When the sample application exits, the Intel® VTune™ Amplifier finalizes the results and opens the Hotspots viewpoint where each window or pane is configured to easily identify code regions that consumed a lot of CPU time. To interpret the data on the sample code performance, do the following:
The screenshots and execution time data provided in this tutorial are created on a system with more than 240 logical cores. Your data may vary depending on the number and type of CPU cores on your system.
Analyze Basic Performance Statistics
Elapsed time for the
matrixapplication is 25.665 seconds. This is wall clock time from the beginning to the end of the collection, including data allocation and calculation. Note that Elapsed time metric provided in the Summary window is different from the Execution time provided in the application output, which includes calculation only.

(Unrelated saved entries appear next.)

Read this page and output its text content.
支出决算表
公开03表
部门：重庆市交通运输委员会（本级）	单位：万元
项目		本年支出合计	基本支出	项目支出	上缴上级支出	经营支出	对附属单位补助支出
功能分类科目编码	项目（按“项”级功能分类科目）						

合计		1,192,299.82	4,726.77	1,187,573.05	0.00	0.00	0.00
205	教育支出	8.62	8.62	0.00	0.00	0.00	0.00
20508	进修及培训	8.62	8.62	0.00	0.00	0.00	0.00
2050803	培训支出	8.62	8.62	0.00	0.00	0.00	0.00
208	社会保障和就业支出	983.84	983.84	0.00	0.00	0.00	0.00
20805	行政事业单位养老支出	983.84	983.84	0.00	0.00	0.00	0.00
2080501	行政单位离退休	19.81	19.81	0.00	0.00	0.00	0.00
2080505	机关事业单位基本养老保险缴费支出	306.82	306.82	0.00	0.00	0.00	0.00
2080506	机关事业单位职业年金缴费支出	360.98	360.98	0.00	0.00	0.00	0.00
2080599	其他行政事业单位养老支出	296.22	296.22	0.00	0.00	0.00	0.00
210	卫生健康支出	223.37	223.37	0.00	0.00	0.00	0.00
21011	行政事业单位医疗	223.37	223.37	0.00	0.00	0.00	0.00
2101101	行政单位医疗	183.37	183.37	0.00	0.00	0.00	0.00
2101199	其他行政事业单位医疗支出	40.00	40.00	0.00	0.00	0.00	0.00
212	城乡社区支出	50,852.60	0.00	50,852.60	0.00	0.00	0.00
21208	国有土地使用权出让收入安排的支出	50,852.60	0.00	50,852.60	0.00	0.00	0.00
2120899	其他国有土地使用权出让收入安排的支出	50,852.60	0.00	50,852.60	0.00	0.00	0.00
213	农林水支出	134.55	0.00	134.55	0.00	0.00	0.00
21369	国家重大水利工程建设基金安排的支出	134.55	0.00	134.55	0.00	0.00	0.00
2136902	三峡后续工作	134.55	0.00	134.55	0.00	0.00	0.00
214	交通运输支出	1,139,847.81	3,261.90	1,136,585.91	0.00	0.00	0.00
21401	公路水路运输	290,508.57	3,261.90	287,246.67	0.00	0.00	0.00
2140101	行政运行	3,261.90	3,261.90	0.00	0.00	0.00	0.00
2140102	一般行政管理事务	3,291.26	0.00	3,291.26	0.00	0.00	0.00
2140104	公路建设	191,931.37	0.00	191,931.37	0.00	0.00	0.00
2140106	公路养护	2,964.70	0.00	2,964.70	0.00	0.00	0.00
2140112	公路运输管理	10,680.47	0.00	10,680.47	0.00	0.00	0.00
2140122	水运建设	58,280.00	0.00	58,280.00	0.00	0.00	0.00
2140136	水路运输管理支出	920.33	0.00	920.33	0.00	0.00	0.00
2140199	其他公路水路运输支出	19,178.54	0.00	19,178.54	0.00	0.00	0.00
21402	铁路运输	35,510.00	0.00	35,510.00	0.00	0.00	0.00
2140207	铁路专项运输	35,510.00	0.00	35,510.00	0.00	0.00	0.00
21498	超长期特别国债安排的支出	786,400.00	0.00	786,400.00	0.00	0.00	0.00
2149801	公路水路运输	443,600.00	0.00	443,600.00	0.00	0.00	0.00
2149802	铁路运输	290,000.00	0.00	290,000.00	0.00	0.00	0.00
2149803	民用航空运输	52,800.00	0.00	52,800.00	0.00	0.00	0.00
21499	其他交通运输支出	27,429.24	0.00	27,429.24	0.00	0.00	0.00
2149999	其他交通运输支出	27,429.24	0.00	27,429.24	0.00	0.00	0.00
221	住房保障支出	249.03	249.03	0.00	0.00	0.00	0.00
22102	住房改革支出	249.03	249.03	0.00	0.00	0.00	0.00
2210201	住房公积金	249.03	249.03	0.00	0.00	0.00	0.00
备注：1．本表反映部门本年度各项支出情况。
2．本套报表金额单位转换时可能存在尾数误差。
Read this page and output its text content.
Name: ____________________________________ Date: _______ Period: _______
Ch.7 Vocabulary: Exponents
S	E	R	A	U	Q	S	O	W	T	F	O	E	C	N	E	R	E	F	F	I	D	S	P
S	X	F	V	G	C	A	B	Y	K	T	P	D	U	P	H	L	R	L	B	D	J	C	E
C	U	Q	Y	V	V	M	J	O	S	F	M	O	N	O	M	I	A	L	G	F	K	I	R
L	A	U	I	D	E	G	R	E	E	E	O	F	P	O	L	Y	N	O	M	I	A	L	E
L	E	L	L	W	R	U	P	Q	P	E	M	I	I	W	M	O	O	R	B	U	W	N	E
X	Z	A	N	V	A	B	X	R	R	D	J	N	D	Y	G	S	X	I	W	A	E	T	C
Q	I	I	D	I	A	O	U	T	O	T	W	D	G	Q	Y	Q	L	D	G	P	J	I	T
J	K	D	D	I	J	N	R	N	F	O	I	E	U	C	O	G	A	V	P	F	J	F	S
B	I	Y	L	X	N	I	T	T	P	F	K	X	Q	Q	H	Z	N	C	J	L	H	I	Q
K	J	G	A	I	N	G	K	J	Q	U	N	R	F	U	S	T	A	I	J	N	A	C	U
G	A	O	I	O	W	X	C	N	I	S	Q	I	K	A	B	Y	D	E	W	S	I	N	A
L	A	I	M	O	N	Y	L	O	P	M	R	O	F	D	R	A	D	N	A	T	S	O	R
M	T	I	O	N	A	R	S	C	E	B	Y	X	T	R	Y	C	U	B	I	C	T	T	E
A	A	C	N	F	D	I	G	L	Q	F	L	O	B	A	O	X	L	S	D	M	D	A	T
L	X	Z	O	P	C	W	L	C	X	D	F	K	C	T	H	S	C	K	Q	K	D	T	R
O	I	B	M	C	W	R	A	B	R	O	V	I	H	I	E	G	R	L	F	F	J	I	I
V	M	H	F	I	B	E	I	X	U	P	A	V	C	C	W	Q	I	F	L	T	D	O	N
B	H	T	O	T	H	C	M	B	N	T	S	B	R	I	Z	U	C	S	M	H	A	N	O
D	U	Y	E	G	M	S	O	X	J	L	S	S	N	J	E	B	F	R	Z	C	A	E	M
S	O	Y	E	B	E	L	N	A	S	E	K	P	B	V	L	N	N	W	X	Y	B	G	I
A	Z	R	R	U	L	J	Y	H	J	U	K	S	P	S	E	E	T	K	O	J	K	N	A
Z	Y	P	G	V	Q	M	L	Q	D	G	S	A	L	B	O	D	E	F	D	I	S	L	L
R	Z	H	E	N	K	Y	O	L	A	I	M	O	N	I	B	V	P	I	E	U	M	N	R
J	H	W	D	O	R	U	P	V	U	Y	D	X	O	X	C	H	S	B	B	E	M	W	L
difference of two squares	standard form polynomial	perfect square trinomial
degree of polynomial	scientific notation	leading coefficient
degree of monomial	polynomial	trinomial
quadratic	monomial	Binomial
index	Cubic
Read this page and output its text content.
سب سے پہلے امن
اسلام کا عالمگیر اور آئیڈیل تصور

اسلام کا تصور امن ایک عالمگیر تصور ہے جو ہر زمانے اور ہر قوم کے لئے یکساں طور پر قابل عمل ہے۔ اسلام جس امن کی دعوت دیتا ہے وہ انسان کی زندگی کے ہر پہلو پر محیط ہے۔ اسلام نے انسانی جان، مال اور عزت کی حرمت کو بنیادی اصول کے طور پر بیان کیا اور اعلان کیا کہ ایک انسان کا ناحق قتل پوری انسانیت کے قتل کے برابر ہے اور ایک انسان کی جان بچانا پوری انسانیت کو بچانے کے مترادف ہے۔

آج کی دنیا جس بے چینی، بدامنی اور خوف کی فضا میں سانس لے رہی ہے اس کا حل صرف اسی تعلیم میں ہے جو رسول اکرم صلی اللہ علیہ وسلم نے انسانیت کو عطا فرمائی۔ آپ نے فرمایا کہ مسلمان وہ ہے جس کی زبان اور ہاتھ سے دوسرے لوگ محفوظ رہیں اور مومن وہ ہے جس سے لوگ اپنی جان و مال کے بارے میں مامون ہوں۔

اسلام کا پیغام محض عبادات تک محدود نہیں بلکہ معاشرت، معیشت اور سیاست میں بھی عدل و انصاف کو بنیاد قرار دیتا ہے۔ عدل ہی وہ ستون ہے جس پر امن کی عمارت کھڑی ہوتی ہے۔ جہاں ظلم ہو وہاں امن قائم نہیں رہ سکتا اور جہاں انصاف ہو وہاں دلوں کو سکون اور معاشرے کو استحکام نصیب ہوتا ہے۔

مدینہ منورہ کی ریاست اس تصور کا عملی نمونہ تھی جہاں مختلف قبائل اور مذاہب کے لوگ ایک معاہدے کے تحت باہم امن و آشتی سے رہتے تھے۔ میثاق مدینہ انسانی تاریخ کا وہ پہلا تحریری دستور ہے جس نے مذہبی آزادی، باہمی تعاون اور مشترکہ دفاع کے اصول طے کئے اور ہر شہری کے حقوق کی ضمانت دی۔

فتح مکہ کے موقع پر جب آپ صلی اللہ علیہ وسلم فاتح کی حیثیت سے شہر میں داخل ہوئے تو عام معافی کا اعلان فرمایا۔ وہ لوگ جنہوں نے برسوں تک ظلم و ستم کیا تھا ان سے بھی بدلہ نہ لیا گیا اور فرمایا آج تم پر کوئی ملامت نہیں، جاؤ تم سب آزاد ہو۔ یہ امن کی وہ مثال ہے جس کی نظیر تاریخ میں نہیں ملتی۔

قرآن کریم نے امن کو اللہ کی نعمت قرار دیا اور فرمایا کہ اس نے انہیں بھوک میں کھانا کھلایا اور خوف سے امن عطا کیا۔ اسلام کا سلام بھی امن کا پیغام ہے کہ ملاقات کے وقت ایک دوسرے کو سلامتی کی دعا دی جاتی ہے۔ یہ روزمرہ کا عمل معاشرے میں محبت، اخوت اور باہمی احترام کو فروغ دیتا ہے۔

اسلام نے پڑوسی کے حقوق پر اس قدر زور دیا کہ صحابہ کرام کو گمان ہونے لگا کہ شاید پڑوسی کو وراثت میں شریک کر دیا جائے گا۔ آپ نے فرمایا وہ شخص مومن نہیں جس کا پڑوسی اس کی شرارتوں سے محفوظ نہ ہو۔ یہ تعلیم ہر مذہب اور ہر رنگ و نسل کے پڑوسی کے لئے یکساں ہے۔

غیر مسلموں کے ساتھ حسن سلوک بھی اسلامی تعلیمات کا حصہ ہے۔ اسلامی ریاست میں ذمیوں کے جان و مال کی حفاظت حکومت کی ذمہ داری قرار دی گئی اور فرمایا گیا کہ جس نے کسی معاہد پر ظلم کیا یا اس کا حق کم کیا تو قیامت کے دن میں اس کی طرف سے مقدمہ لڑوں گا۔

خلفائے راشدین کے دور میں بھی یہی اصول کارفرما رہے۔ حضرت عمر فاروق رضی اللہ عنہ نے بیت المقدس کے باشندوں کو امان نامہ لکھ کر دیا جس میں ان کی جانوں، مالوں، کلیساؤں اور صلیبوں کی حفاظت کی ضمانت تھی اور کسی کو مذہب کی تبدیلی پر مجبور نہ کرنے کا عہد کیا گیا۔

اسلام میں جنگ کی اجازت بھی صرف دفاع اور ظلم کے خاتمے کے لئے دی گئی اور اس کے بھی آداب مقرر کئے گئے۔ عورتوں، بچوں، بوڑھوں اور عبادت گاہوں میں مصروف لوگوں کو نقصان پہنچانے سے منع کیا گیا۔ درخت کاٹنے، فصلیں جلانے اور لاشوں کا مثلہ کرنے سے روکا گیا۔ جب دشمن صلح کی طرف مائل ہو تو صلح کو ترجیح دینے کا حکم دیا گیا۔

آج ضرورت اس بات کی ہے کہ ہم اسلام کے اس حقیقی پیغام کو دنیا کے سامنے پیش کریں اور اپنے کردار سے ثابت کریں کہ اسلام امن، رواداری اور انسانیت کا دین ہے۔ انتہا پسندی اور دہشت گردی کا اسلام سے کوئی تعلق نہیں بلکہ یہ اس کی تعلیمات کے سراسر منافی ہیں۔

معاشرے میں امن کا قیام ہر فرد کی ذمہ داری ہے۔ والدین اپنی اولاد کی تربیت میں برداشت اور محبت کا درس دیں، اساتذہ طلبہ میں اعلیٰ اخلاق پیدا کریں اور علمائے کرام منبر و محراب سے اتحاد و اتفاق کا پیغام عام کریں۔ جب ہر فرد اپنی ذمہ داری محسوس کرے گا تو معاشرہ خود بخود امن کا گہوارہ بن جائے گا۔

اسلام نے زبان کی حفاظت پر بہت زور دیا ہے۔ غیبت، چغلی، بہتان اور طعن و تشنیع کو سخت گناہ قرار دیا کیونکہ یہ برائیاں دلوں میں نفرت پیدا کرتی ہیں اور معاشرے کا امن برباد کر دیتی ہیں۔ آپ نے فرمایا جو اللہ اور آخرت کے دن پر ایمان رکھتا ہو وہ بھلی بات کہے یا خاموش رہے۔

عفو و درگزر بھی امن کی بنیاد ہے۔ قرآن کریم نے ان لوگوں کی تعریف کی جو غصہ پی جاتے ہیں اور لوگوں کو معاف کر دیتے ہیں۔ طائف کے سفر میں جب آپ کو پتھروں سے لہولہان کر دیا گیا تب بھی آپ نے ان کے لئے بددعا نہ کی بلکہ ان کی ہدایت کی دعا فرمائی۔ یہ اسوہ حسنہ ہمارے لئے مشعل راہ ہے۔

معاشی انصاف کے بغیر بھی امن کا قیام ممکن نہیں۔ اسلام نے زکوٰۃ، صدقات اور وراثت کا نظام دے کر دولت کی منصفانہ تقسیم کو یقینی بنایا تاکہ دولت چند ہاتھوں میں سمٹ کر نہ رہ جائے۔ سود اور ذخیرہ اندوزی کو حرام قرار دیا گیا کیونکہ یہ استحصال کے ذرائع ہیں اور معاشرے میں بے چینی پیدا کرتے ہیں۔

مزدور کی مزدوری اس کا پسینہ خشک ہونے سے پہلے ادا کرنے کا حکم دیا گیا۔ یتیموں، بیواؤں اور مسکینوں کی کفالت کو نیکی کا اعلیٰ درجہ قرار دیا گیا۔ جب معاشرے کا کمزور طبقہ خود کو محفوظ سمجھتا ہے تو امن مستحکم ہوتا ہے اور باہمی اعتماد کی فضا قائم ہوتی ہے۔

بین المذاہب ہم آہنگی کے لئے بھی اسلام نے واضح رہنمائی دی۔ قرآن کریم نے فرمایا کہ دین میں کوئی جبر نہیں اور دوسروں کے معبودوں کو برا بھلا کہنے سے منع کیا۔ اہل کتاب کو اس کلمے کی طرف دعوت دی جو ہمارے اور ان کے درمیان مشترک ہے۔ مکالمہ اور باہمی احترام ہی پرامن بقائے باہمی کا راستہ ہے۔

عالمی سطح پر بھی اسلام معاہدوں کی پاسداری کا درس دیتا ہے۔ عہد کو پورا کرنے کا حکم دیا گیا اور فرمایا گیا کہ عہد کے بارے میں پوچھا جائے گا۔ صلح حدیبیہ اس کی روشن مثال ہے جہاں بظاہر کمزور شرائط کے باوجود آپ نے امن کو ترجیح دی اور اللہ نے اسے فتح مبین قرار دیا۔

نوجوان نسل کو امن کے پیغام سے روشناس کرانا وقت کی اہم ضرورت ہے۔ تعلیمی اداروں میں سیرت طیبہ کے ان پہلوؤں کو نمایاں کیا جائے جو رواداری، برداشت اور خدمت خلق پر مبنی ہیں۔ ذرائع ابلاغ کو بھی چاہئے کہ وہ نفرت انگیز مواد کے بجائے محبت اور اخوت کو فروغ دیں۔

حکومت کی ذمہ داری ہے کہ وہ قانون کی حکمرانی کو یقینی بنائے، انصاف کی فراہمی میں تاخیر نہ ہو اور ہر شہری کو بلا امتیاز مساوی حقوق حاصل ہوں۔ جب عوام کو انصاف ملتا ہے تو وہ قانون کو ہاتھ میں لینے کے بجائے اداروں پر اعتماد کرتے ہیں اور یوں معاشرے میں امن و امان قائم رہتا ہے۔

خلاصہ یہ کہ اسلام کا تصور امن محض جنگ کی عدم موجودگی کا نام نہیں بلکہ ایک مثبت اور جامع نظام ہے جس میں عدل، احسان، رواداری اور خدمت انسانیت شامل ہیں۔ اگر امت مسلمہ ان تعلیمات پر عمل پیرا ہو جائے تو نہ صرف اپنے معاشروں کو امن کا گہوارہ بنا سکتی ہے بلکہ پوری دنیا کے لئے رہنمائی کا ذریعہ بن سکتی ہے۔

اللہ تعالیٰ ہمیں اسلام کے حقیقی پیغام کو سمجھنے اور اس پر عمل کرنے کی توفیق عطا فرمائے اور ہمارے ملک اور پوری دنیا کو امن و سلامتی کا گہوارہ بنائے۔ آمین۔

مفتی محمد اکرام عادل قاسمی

Instructions Retired metric displays an estimated number of instructions executed during the collection (captured in the INSTRUCTIONS_EXECUTED hardware event), which is an essential component of the ratio given below.
Clockticks per Instructions Retired (CPI) Rate is an event ratio, also known as Cycles per Instructions, which is one of the basic performance metrics. High CPI Rate is marked with a red flag and signals a possible performance issue. Potential causes are memory stalls, instruction starvation, branch misprediction, or long-latency instruction.
For more detailed analysis, switch to the Bottom-up window to identify code sections responsible for detected problems.
Identify Most Performance-Critical Functions
By default, the data in the grid is sorted by Function. You may change the grouping level using the Grouping drop-down menu at the top of the grid.
Analyze the CPU Time column values. You may hover over a column name to see the formula used for the calculation of this metric. The CPU Time column is marked with a yellow star as the Data of Interest column, which means that the VTune Amplifier uses this type of data for some calculations (for example, filtering, stack contribution, and others). Functions that took most CPU time to execute are listed on top.
multiply1 function is an obvious hotspot that took the most CPU Time and the biggest count for the Instructions Retired event. Its CPI rate is also considered as high and is marked by the VTune Amplifier as a performance issue. You may hover over the pink cell to read a description of the issue and proposed solution.